一般に、インターンシップにおいての実習が、見学や体験的なものであり使用者から業務に係る指揮命令を受けていると解されないなど使用従属関係が認められない場合には、労働基準法第9条に規定される労働者に該当しないものであるが、直接生産活動に従事するなど当該作業による利益・効果が当該事業場に帰属し、かつ、事業場と学生の間に使用従属関係が認められる場合には、当該学生は労働者に該当するものと考えられる。

 ここでは、事業場と学生との間に使用従属関係が認められるか否かが、労働者性の有無の主たる判断基準とされています。
 また、上記通達が参照を促す昭和57年2月19日基発第121号通達は、原則として労働者に該当しないものとして取り扱って差し支えないものとして、大学等の教育課程の一環として行われるケースを挙げています。
 かかる場合でなければ直ちに労働者に該当するというわけではありません。しかし、これらの通達に照らすと、インターンシップは、あくまで学生に対する教育の一環としての見学や就業体験であって、学生に会社の業務の一部を遂行させること自体を目的とするようなものや、社員と同様に会社が学生に対して指揮命令権を行使するような形態のものは、労働者性があると判断されてしまうリスクがあるといえます。

 そこで、下記の点に注意してインターンシップ制度を活用する必要があります。

① 実習期間や実習時間
② 実習の内容
③ 学生への教育的フィードバックの方法
④ 報酬の金額

 具体的には、3か月から6か月程度までの期間で、社員の仕事ぶりを見学させ、実際の業務に従事することがあっても、あくまで就業体験として、その体験から学生が学ぶことができるような教育的フィードバックを含む実習プログラムを組むことが望ましいでしょう。
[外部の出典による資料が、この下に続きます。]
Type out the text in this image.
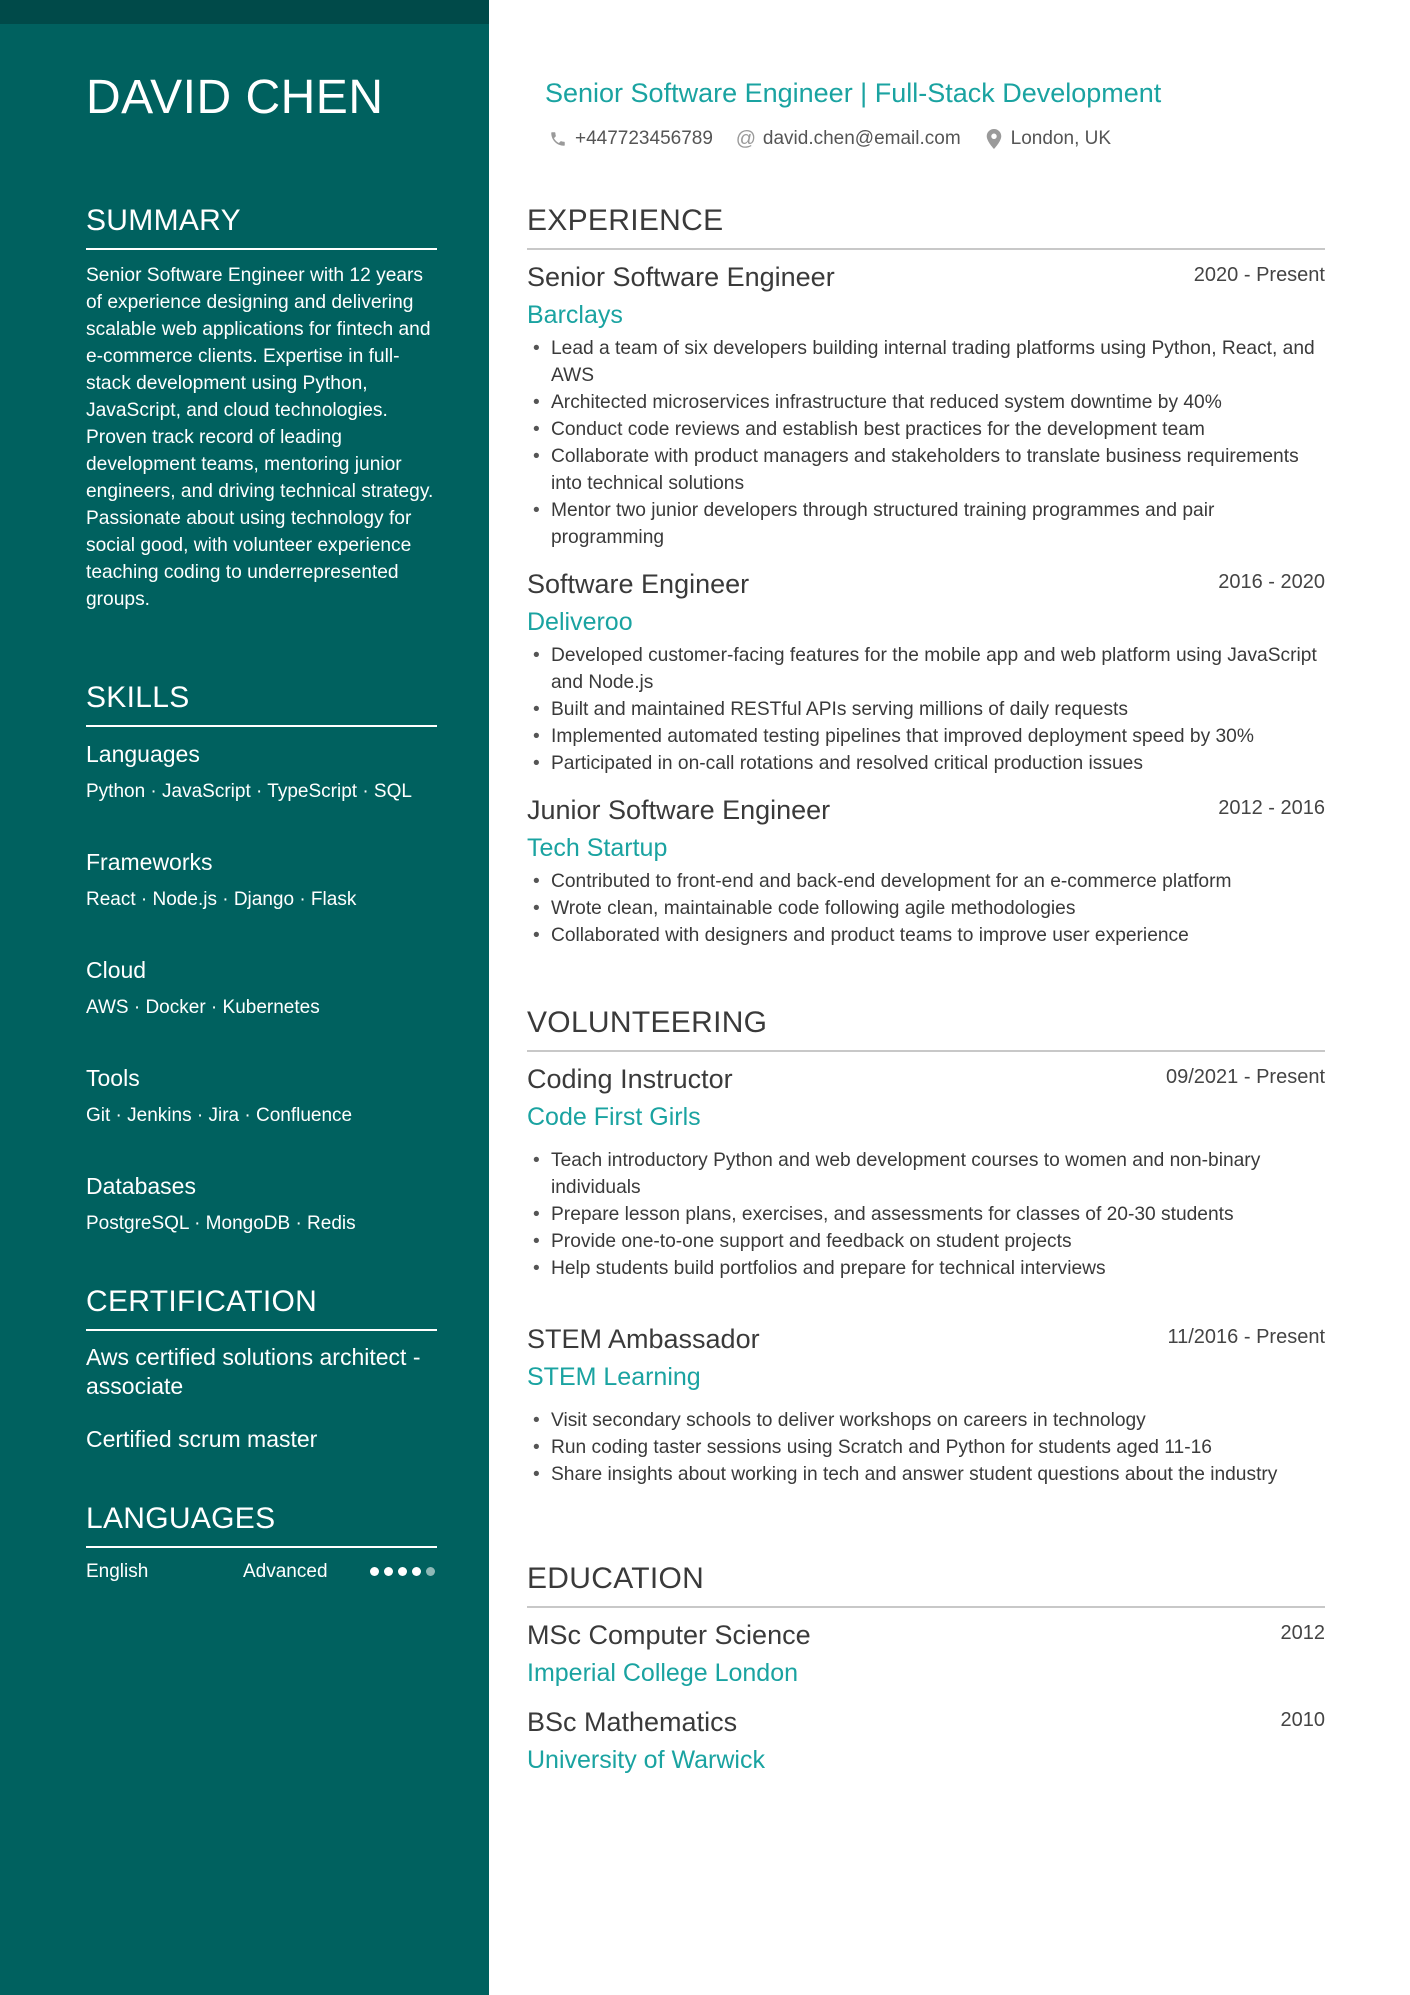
DAVID CHEN
SUMMARY
Senior Software Engineer with 12 years of experience designing and delivering scalable web applications for fintech and e-commerce clients. Expertise in full-stack development using Python, JavaScript, and cloud technologies. Proven track record of leading development teams, mentoring junior engineers, and driving technical strategy. Passionate about using technology for social good, with volunteer experience teaching coding to underrepresented groups.
SKILLS
Languages
Python · JavaScript · TypeScript · SQL
Frameworks
React · Node.js · Django · Flask
Cloud
AWS · Docker · Kubernetes
Tools
Git · Jenkins · Jira · Confluence
Databases
PostgreSQL · MongoDB · Redis
CERTIFICATION
Aws certified solutions architect - associate
Certified scrum master
LANGUAGES
English	Advanced
Senior Software Engineer | Full-Stack Development
+447723456789 @ david.chen@email.com	London, UK
EXPERIENCE
Senior Software Engineer	2020 - Present
Barclays
• Lead a team of six developers building internal trading platforms using Python, React, and AWS
• Architected microservices infrastructure that reduced system downtime by 40%
• Conduct code reviews and establish best practices for the development team
• Collaborate with product managers and stakeholders to translate business requirements into technical solutions
• Mentor two junior developers through structured training programmes and pair programming
Software Engineer	2016 - 2020
Deliveroo
• Developed customer-facing features for the mobile app and web platform using JavaScript and Node.js
• Built and maintained RESTful APIs serving millions of daily requests
• Implemented automated testing pipelines that improved deployment speed by 30%
• Participated in on-call rotations and resolved critical production issues
Junior Software Engineer	2012 - 2016
Tech Startup
• Contributed to front-end and back-end development for an e-commerce platform
• Wrote clean, maintainable code following agile methodologies
• Collaborated with designers and product teams to improve user experience
VOLUNTEERING
Coding Instructor	09/2021 - Present
Code First Girls
• Teach introductory Python and web development courses to women and non-binary individuals
• Prepare lesson plans, exercises, and assessments for classes of 20-30 students
• Provide one-to-one support and feedback on student projects
• Help students build portfolios and prepare for technical interviews
STEM Ambassador	11/2016 - Present
STEM Learning
• Visit secondary schools to deliver workshops on careers in technology
• Run coding taster sessions using Scratch and Python for students aged 11-16
• Share insights about working in tech and answer student questions about the industry
EDUCATION
MSc Computer Science	2012
Imperial College London
BSc Mathematics	2010
University of Warwick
また、就業体験をさせるに当たってある程度指示や指導を行う必要はありますが、社員に対する指揮命令と同等のレベルで行ってしまうと、労働者性があると判断されてしまうおそれがある点には注意が必要です。
 そういった意味で、次にご説明する有期雇用に比べると、対象者の能力レベルや組織への適合性・従順性などを図ることには一定の限界がありますが、チームでのワークシッププログラムや、積極的に交流の場を設定することなども併せて行うことで、ある程度目的を達成することは可能でしょう。


5 有期雇用制度の活用

 採用後の契約社員として契約する場合は、有期の雇用契約ですので、労働関係法規の適用を受けることになるのは当然です。ただ、最初から無期の正社員とするのではなく、3か月間等の有期契約とすることで、3か月が経過した時点で会社が合わないと判断した場合には、契約を終了させることができ、実質的に退職してもらうことができます。こうすることで、実質的な試用期間を設けることができるのです。
 ただし、この有期雇用を活用する場合には、以下の点に注意が必要です。

 契約上は3か月と記載していても、何度も更新を繰り返して実質的に無期と変わらなくなっている場合や、採用時に「心配しなくても更新するから」などと軽々しく約束してしまっていたりすると、社員の側に期待権、すなわち、「更新してもらえるはず」と期待する権利が生じる場合があると考えられています。この場合には、契約期間の満了を理由とする場合であっても、契約を打ち切ることが実質上の「解雇」と同様であるとして、厳しい制限を受けることになりかねません(いわゆる「雇い止め法理」)。

 したがって、LIGのように社員の人格や能力を判断するという目的で有期雇用を取り入れる場合には、契約期間の設定や社員に対する説明、むやみな有期雇用契約の更新の回避等の点に十分に気を付ける必要があります。どのような場合に社員に期待権が発生するかについては個別の事情により左右され、判断が難しいため、制度設計にあたっては弁護士等の専門家に相談することをお勧めします。